2019年12月25日-paper-cutting 切り絵

なぜ私が手で作り続けているか。
物って人間を伝えてくれるからです。時間と空間を超えて。
技術を高めて素材の限界と対話して、表現の可能性を拡張する。こうして作り出された物、作品は、必然的に純度が上がる。純度の高さは美につながる。自ずと人々に大切にされ、世代が変わっても残し伝えられる可能性が高くなる。
私が扱う素材は紙なので非常に繊細で、百年千年単位で考えると必ずメンテナンスが要ります。だからこそ、持ち主が代わっても作者がわからなくなっても、「大切なものだから修理して残そう」と思われるものを作らなくてはいけない。もし長く残したいのなら。私はそれをしたいと思います。

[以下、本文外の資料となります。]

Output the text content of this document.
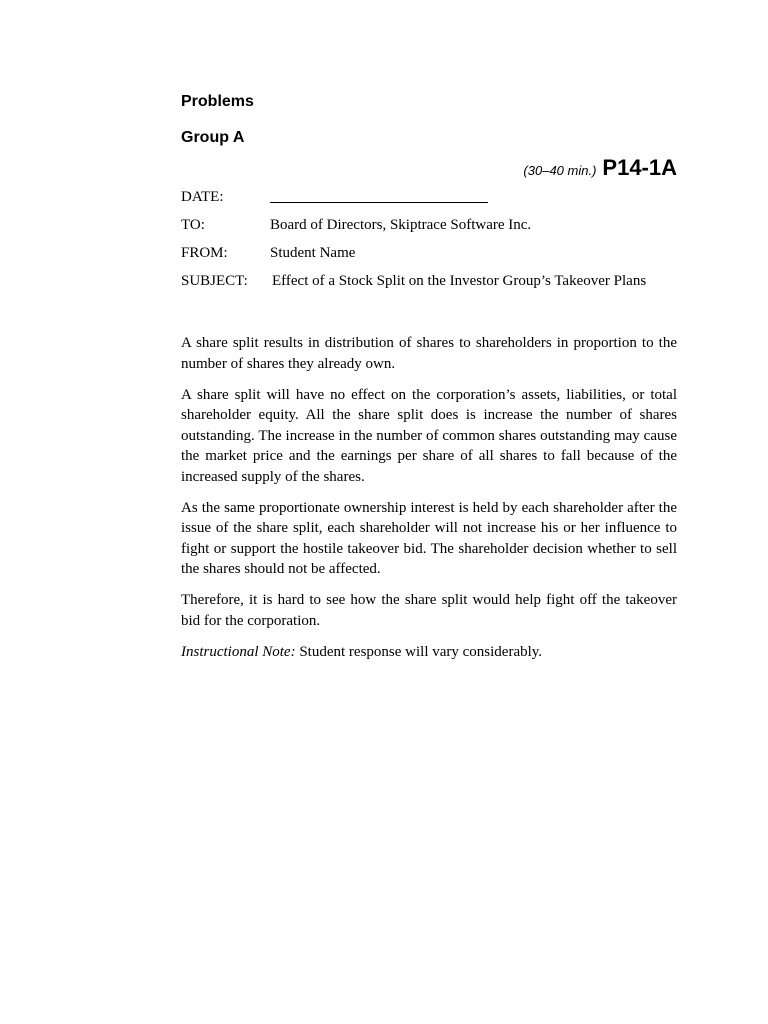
Problems
Group A
(30–40 min.) P14-1A
DATE:
TO:	Board of Directors, Skiptrace Software Inc.
FROM:	Student Name
SUBJECT:	Effect of a Stock Split on the Investor Group’s Takeover Plans

A share split results in distribution of shares to shareholders in proportion to the number of shares they already own.

A share split will have no effect on the corporation’s assets, liabilities, or total shareholder equity. All the share split does is increase the number of shares outstanding. The increase in the number of common shares outstanding may cause the market price and the earnings per share of all shares to fall because of the increased supply of the shares.

As the same proportionate ownership interest is held by each shareholder after the issue of the share split, each shareholder will not increase his or her influence to fight or support the hostile takeover bid. The shareholder decision whether to sell the shares should not be affected.

Therefore, it is hard to see how the share split would help fight off the takeover bid for the corporation.

Instructional Note: Student response will vary considerably.
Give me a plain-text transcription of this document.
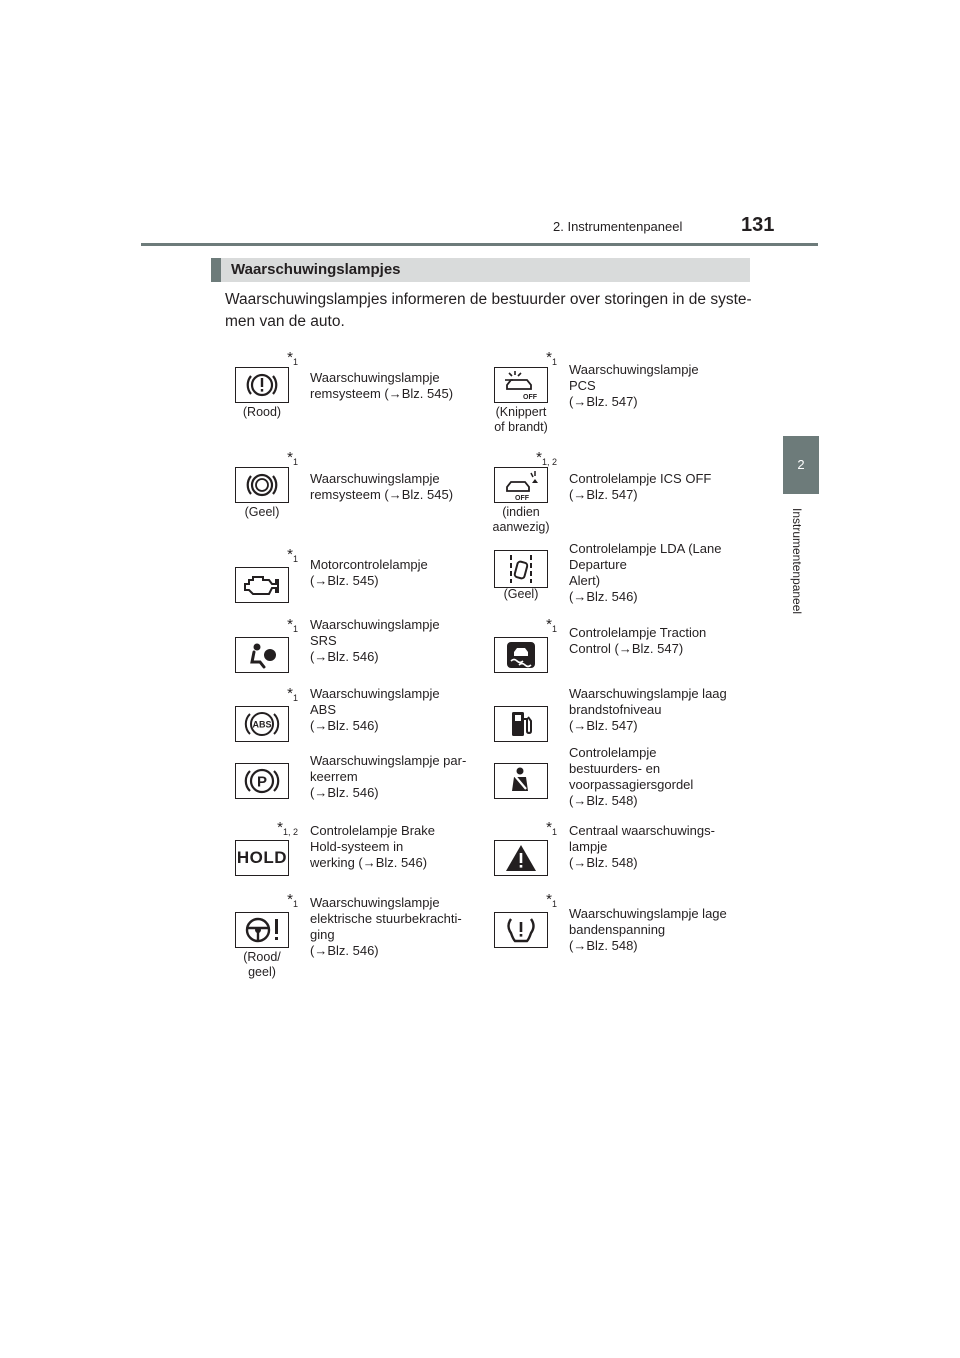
2. Instrumentenpaneel	131
2
Instrumentenpaneel
Waarschuwingslampjes
Waarschuwingslampjes informeren de bestuurder over storingen in de syste-
men van de auto.
$*_1$
(Rood)
Waarschuwingslampje
remsysteem (→Blz. 545)
$*_1$
OFF
(Knippert
of brandt)
Waarschuwingslampje
PCS
(→Blz. 547)
$*_1$
(Geel)
Waarschuwingslampje
remsysteem (→Blz. 545)
$*_{1, 2}$
OFF
(indien
aanwezig)
Controlelampje ICS OFF
(→Blz. 547)
$*_1$ Motorcontrolelampje
(→Blz. 545)
(Geel)
Controlelampje LDA (Lane
Departure
Alert)
(→Blz. 546)
$*_1$ Waarschuwingslampje
SRS
(→Blz. 546)
$*_1$ Controlelampje Traction
Control (→Blz. 547)
$*_1$
ABS
Waarschuwingslampje
ABS
(→Blz. 546)
Waarschuwingslampje laag
brandstofniveau
(→Blz. 547)
P
Waarschuwingslampje par-
keerrem
(→Blz. 546)
Controlelampje
bestuurders- en
voorpassagiersgordel
(→Blz. 548)
$*_{1, 2}$
HOLD
Controlelampje Brake
Hold-systeem in
werking (→Blz. 546)
$*_1$ Centraal waarschuwings-
lampje
(→Blz. 548)
$*_1$
(Rood/
geel)
Waarschuwingslampje
elektrische stuurbekrachti-
ging
(→Blz. 546)
$*_1$
Waarschuwingslampje lage
bandenspanning
(→Blz. 548)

なぜなら、私自身が、数百年千年の時を超えて守り伝えられた物からその作り手の存在を感じて、刺激を受けて、パワーをもらって生きてきたから。それを、自分も未来の作り手に施したい。そのための最高のご縁と環境を、ここ京都でありがたいことにたくさん頂いてきました。だったら私はそれをしなくてはいけないし、それが、したいことだ。
・・・ということに、考え続けて動き続けてあらためてたどり着いた2019年でした。瞬殺だったー。来年もというか、来年度もキワキワまで満ちてきた。切り絵は時間がかかるからね。でも面白いことあったらお声をおかけください。 神タイミングですぱっとできたりする。作ります。